Advocacy group hosts training seminars on planned BP air monitors

2013-04-30T18:03:00Z 2013-05-01T00:00:34Z Advocacy group hosts training seminars on planned BP air monitorsLauri Harvey Keagle, (219) 852-4311

HAMMOND | A local environmental justice group and a California-based organization gathered Tuesday to teach residents living near BP's Whiting Refinery how to read air quality monitors to be installed there next year.

Denny Larson, executive director of Global Community Monitor in El Cerrito, Calif., led the seminar at the Hammond Public Library. The event was sponsored by the Hammond-based Calumet Project.

The Calumet Project was instrumental in reaching an agreement with BP last fall to expand air quality monitoring beyond federal regulations.

BP plans next year to install and operate an ultraviolet light system on the west side of the company's property at Schrage Avenue and on the southeast corner of the property near East Chicago's Marktown neighborhood.

"You've got the neighbors right there," Larson said of the fence line monitors.

The system will monitor air pollutants surrounding more than 1,000 feet of the company's fence line including benzene, toluene, xylene, ozone, carbon disulfide and sulfur dioxide. 

The system is expected to show the direction of prevailing winds and pollutant levels both upwind and downwind to show what, if anything, is dispersed as air passes through the refinery.

"In most cases, you will see what the air quality is before the wind hits BP refinery and what it is after it passes the refinery," Larson said.

The monitors will be used in conjunction with stationary monitors in the neighborhoods acquired through another settlement agreement with BP and the U.S. Environmental Protection Agency, the Natural Resources Defense Council and the Sierra Club.

"By combining both, you have a better chance of really catching any dangerous emissions," Larson said.
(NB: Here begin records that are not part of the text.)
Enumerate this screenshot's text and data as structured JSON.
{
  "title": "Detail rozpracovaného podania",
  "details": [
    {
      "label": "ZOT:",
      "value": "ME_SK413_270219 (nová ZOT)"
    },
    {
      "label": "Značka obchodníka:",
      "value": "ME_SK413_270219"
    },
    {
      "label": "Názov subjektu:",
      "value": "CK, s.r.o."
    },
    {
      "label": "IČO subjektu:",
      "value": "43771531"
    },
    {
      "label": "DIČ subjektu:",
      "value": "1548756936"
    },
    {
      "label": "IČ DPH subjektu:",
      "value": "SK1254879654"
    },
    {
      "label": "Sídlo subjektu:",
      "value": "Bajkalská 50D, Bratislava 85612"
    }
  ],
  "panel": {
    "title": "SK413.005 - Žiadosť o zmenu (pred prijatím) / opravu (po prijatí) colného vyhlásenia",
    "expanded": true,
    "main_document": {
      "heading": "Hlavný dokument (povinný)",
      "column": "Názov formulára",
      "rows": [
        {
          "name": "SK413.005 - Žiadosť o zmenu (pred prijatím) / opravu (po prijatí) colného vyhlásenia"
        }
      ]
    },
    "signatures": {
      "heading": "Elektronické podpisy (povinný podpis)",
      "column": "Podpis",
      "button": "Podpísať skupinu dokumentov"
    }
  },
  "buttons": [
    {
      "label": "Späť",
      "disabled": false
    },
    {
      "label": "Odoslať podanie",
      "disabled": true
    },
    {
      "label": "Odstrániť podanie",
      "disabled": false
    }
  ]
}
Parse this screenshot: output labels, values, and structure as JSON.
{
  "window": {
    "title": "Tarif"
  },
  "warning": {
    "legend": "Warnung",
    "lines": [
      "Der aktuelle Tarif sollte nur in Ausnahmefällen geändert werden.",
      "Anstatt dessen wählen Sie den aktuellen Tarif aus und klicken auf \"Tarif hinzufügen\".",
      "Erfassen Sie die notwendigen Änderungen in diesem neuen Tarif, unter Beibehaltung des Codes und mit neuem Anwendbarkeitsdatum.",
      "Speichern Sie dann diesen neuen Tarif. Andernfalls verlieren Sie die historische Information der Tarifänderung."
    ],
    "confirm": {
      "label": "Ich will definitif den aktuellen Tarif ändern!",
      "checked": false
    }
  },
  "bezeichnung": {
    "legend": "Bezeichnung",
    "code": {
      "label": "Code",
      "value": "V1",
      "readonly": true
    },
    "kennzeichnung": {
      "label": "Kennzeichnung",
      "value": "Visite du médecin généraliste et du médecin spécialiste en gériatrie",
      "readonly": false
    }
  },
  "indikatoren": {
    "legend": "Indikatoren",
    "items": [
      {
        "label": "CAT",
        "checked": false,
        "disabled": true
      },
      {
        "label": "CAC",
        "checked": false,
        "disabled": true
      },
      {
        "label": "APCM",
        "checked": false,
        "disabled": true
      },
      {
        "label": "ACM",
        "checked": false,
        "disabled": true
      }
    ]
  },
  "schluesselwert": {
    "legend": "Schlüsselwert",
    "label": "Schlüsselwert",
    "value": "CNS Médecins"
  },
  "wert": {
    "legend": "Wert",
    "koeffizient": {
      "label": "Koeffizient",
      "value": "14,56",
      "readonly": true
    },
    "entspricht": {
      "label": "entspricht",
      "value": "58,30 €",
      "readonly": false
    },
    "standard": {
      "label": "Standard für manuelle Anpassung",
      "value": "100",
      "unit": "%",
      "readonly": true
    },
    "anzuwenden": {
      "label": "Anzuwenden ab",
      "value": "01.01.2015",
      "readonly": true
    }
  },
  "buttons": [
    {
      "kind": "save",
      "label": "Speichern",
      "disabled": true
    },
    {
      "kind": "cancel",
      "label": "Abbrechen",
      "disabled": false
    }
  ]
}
Global Community Monitor negotiated several other fence line monitors and corresponding websites at industries across the country that operate in a similar fashion.

"We hope that (BP's system) will be very similar," Larson said. "... We look at this agreement as a work in progress."

Tom Keilman, spokesman for BP, agreed.

"We've had good, open dialogue with the Calumet Project over this issue," Keilman said.

Keilman said BP is "in the developmental stages of putting the monitors in place."